Except for the fact of absolution. I'll try to disclose why the "juridical" view is wrong, I think Fr. Michael Halford (for Greek Orthodox TV) nailed it...I'll have to get the video out.

I think the main point is the EO theology has more of a spritiual development aspect rather than purification.

I agree with both points. One of the things that draws me East is just this aspect of spiritual development, of Theosis, rather than racking up the bill and paying it off in confession, repeatedly. Obviously, the RC approach is not quite this simple, but in practice, it often turns out this way.

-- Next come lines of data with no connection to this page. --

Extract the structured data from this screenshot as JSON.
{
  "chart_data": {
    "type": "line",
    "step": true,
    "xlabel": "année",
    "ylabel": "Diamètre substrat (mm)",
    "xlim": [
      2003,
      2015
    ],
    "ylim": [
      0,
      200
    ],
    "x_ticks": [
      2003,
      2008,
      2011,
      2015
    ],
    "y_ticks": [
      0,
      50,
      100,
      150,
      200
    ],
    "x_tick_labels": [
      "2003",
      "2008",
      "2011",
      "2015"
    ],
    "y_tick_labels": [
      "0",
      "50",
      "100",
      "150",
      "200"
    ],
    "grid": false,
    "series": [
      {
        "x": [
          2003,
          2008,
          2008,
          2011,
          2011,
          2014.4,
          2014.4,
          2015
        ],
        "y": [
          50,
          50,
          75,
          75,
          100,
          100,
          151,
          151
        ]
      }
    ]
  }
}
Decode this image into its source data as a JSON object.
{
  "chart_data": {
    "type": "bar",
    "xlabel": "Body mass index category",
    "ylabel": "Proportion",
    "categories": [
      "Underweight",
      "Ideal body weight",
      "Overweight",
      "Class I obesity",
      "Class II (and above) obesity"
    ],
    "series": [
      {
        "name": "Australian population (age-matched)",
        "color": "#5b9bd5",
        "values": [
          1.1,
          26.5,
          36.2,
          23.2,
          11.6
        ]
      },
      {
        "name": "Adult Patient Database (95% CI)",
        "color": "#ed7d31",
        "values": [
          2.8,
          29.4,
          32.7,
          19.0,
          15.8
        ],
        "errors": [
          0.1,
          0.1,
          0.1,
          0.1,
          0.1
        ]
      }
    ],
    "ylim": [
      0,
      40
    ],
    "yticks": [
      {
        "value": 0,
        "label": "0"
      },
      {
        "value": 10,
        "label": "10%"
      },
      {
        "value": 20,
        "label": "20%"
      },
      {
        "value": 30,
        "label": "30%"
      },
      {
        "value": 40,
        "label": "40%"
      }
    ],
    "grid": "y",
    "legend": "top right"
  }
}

In reality though, and at the end of the day, things are not so different, I can tell it from my own experience. Catholic confession is really not just enumerating a list of sins and getting absolution. Especially if you do it with a good priest, it is also about spiritual growth. Orthodox confession is also focused on sin, and in particular your own sins, not just general sinfulness, there is an idea that some sins are grave, some are not so grave (as in mortal vs. venial), sin is still viewed as a break of God's law, and an illness, if you wish, and you might or might not receive good advice for spiritual growth. Honestly, it's a mix and they're not so different, no matter how much some would like emphasize differences. I'd say don't base you're potential conversion on this.